The steps in the Haber Process

Dynamic Equilibrium

Remember when some of the ammonia turned back into nitrogen and hydrogen gas? Let's delve into that a little more with dynamic equilibrium, or when a reversible reaction reaches a point where the ratio of reactants (or nitrogen and hydrogen gas) to products (or ammonia) does not change. This means that the ratio of reactants to products remains the same.

Why is this important? Well, if you're making ammonia, but some of it changes back into hydrogen and nitrogen gas, it isn't cost-effective.

There is a principle in chemistry referred to as Le Chatelier's Principle, which says you can shift the equilibrium. In other words, by changing things like pressure or temperature, the ammonia manufacturers can shift the equilibrium to the right so when the dynamic equilibrium is reached, more ammonia is produced than would be if those changes were not made.

Make sense? Well, although it seems like a good solution, sometimes what seems easy in chemistry doesn't translate well to the industrial world.

Pressure & Temperature Trade-offs

Let's begin with pressure.
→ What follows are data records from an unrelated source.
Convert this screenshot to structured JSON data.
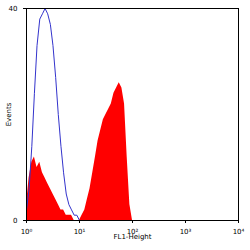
{
  "chart_data": {
    "type": "histogram",
    "x_label": "FL1-Height",
    "y_label": "Events",
    "log": "x",
    "xlim": [
      1,
      10000
    ],
    "xticks": [
      {
        "value": 1,
        "label": "10⁰"
      },
      {
        "value": 10,
        "label": "10¹"
      },
      {
        "value": 100,
        "label": "10²"
      },
      {
        "value": 1000,
        "label": "10³"
      },
      {
        "value": 10000,
        "label": "10⁴"
      }
    ],
    "ylim": [
      0,
      40
    ],
    "yticks": [
      0,
      40
    ],
    "x": [
      1,
      1.12,
      1.26,
      1.41,
      1.58,
      1.78,
      2,
      2.24,
      2.51,
      2.82,
      3.16,
      3.55,
      3.98,
      4.47,
      5.01,
      5.62,
      6.31,
      7.08,
      7.94,
      8.91,
      10,
      11.2,
      12.6,
      14.1,
      15.8,
      17.8,
      20,
      22.4,
      25.1,
      28.2,
      31.6,
      35.5,
      39.8,
      44.7,
      50.1,
      56.2,
      63.1,
      70.8,
      79.4,
      89.1,
      100,
      112,
      126
    ],
    "series": [
      {
        "type": "area",
        "color": "#ff0000",
        "values": [
          3,
          8,
          11,
          12,
          10,
          11,
          9,
          8,
          7,
          6,
          5,
          4,
          3,
          2,
          2,
          1,
          1,
          1,
          0,
          0,
          0,
          1,
          2,
          4,
          6,
          9,
          12,
          15,
          17,
          19,
          20,
          21,
          22,
          24,
          25,
          26,
          25,
          22,
          12,
          3,
          0,
          0,
          0
        ]
      },
      {
        "type": "line",
        "color": "#3333cc",
        "values": [
          2,
          6,
          14,
          24,
          33,
          38,
          39,
          40,
          39,
          37,
          33,
          27,
          20,
          14,
          9,
          5,
          3,
          2,
          1,
          1,
          0,
          0,
          0,
          0,
          0,
          0,
          0,
          0,
          0,
          0,
          0,
          0,
          0,
          0,
          0,
          0,
          0,
          0,
          0,
          0,
          0,
          0,
          0
        ]
      }
    ]
  }
}
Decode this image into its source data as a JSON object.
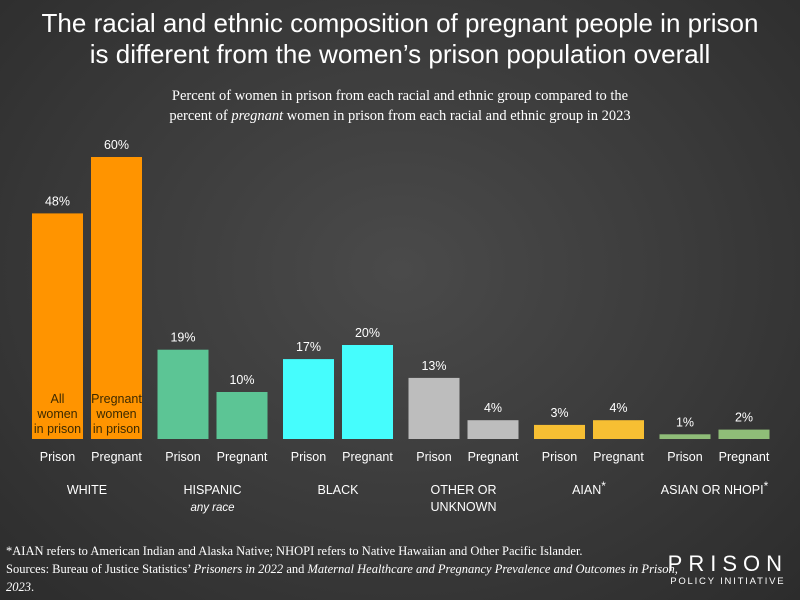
{
  "title_line1": "The racial and ethnic composition of pregnant people in prison",
  "title_line2": "is different from the women’s prison population overall",
  "subtitle_line1": "Percent of women in prison from each racial and ethnic group compared to the",
  "subtitle_line2_pre": "percent of ",
  "subtitle_line2_em": "pregnant",
  "subtitle_line2_post": " women in prison from each racial and ethnic group in 2023",
  "footnote": {
    "aian_note": "*AIAN refers to American Indian and Alaska Native; NHOPI refers to Native Hawaiian and Other Pacific Islander.",
    "sources_pre": "Sources: Bureau of Justice Statistics’ ",
    "source1": "Prisoners in 2022",
    "sources_mid": " and ",
    "source2": "Maternal Healthcare and Pregnancy Prevalence and Outcomes in Prison, 2023",
    "sources_post": "."
  },
  "logo": {
    "line1": "PRISON",
    "line2": "POLICY INITIATIVE"
  },
  "chart_data": {
    "type": "bar",
    "ylim": [
      0,
      60
    ],
    "grid": false,
    "legend": "none",
    "bar_labels": [
      "Prison",
      "Pregnant"
    ],
    "inside_labels": {
      "prison": [
        "All",
        "women",
        "in prison"
      ],
      "pregnant": [
        "Pregnant",
        "women",
        "in prison"
      ]
    },
    "groups": [
      {
        "name": "WHITE",
        "name2": "",
        "sublabel": "",
        "color": "#ff9400",
        "prison": 48,
        "pregnant": 60
      },
      {
        "name": "HISPANIC",
        "name2": "",
        "sublabel": "any race",
        "color": "#5cc595",
        "prison": 19,
        "pregnant": 10
      },
      {
        "name": "BLACK",
        "name2": "",
        "sublabel": "",
        "color": "#45fdfd",
        "prison": 17,
        "pregnant": 20
      },
      {
        "name": "OTHER OR",
        "name2": "UNKNOWN",
        "sublabel": "",
        "color": "#bdbdbd",
        "prison": 13,
        "pregnant": 4
      },
      {
        "name": "AIAN",
        "name2": "",
        "sublabel": "",
        "color": "#f7bf33",
        "prison": 3,
        "pregnant": 4,
        "asterisk": "*"
      },
      {
        "name": "ASIAN OR NHOPI",
        "name2": "",
        "sublabel": "",
        "color": "#8fbd78",
        "prison": 1,
        "pregnant": 2,
        "asterisk": "*"
      }
    ]
  }
}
If we increase the pressure, the equilibrium will shift to the right, which means we get more ammonia. The problem? Building a facility that can create and withstand high pressures is expensive. You have to have special pipes and tanks, not to mention all of the energy required to generate the immense pressure.

A trade-off is using 200 atmospheres. While more pressure would shift the equilibrium even more, 200 atmospheres is more doable from the standpoint of cost. The 200 atmospheres produces the optimal amount of ammonia when the cost of building and maintaining the facility is considered.